Lacker, one of the toughest anti-inflation hawks among senior Fed officials, cautioned that the U.S. central bank is mixing monetary policy with credit policy as it offers loans to stabilize financial markets in deep disarray after the housing market crash and the surge in mortgage defaults.
The Fed has cut interest rates to near zero and pumped hundreds of billions of dollars into the economy to restore lending and stimulate economic activity. In so doing, the central bank's balance sheet has expanded from near $900 billion in mid-2008 to over $2 trillion, and policy-makers have pledged to grow the balance sheet further if needed to pull the economy out of recession.
Lacker, in comments that highlight tensions at the Fed, warned expansion of the Fed's balance sheet may be risky.

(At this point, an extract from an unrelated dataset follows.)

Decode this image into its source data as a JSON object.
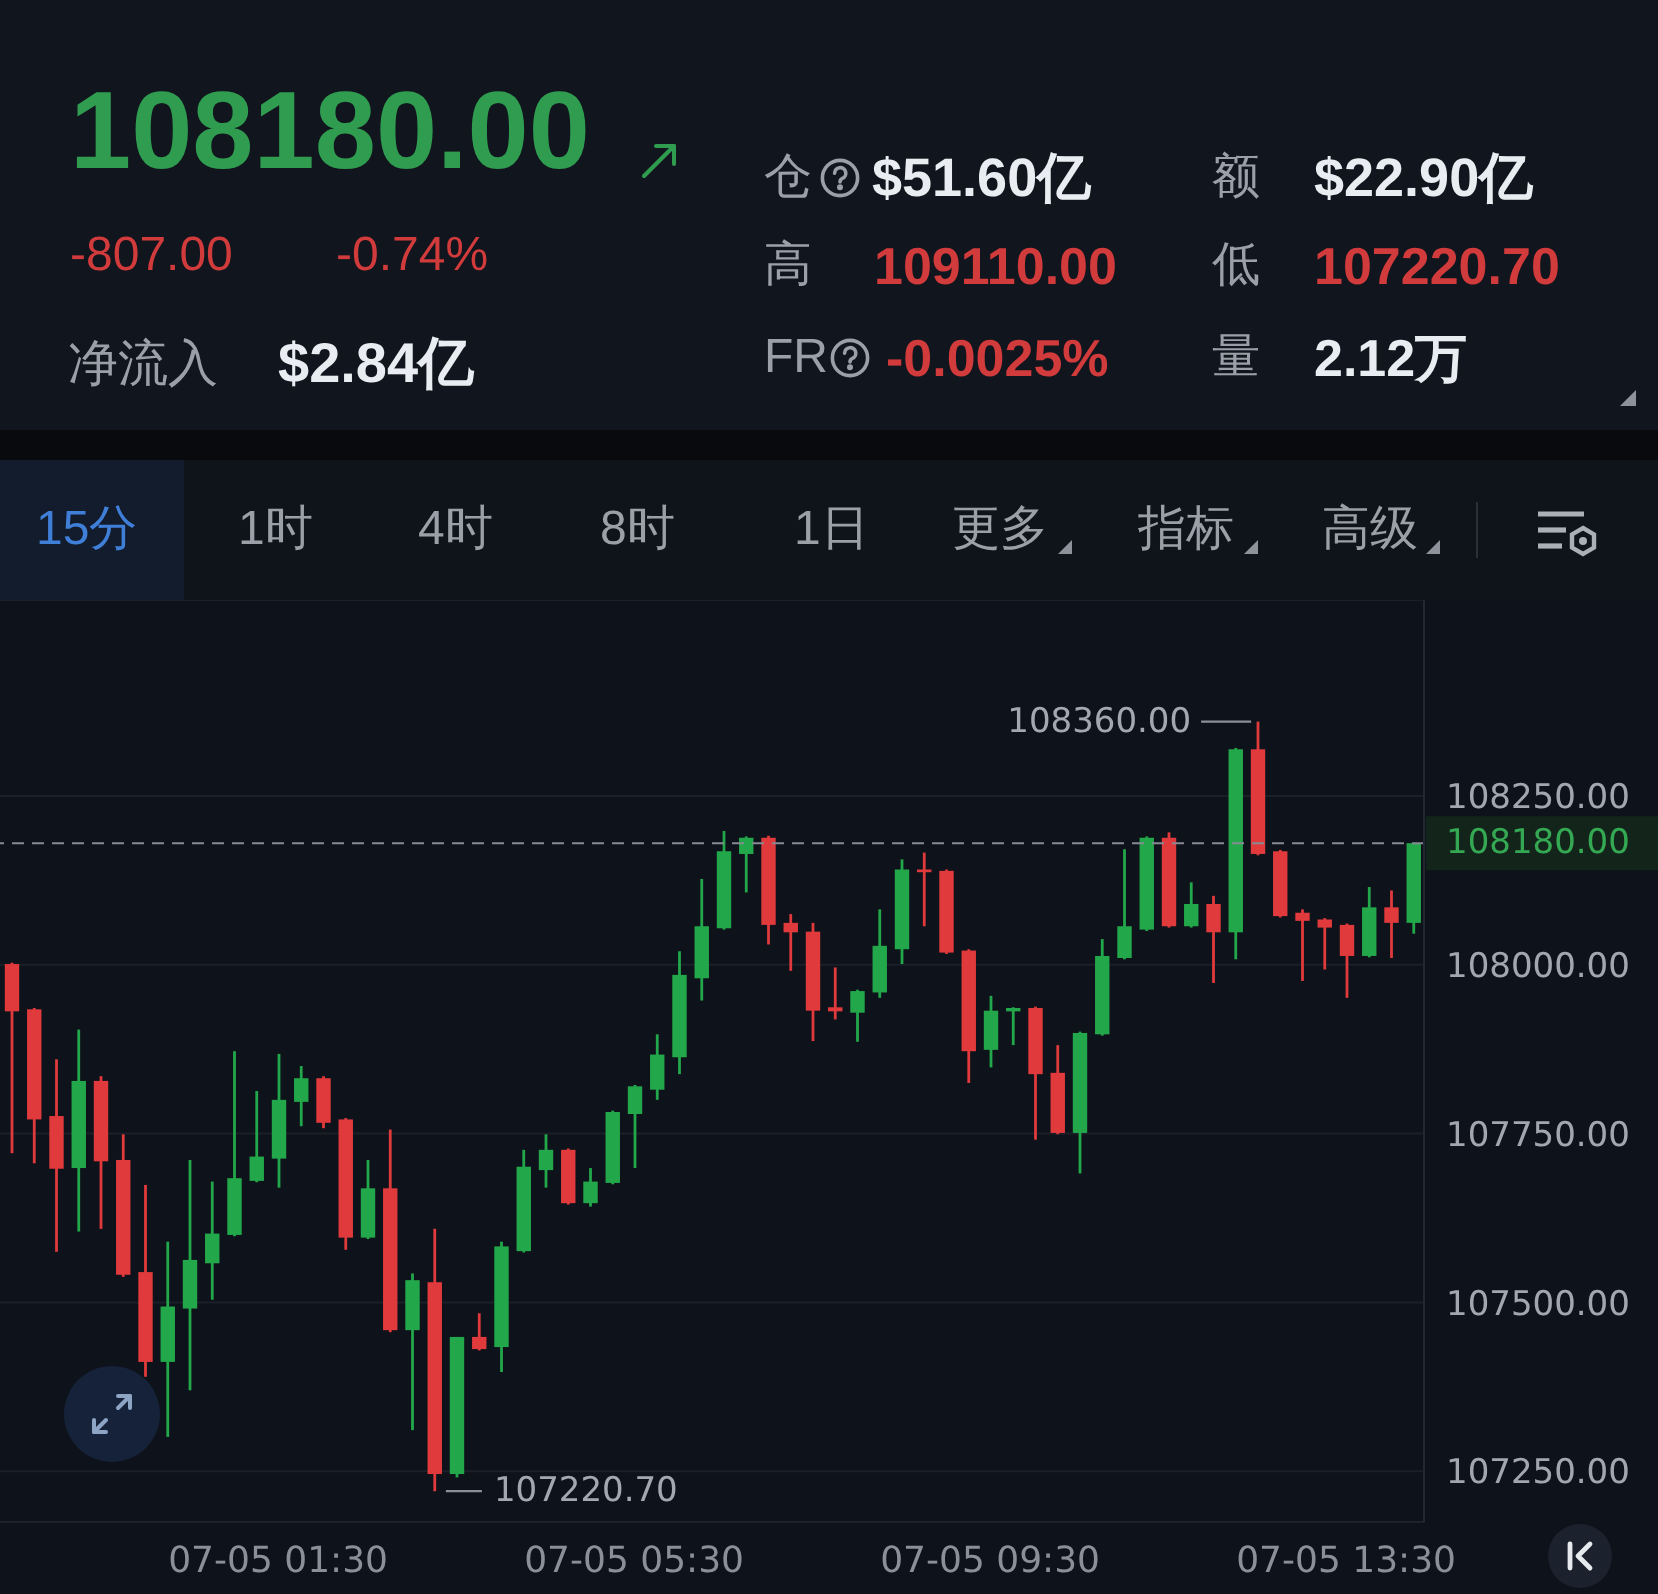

"Credit policy is also aimed at promoting growth, but it is more a form of fiscal policy in that it uses the public sector's balance sheet to alter the allocation of resources," Lacker said.
"Many historical instances of monetary instability have been the result of central banks being prevailed upon to use their balance sheets for fiscal ends in ways that impeded their ability to keep inflation under control," he said.
The Fed in December considered, but set aside, a plan to set targets for the size of bank reserves or the monetary base.
Lacker said he was comfortable with the Fed's big rate cut in December, and said the central bank can continue to impact the economy by adjusting the size of the money supply.
"It didn't strike me as useful to pitter patter with little steps down to zero -- you might as well have gone all the way," Lacker said in response to a question after his speech to the Maryland Bankers Association.
"The fact that we've got interest rates down to zero should not distract people from the fact that we still control the amount of monetary liabilities -- the money -- that we create and put into the economy," he added.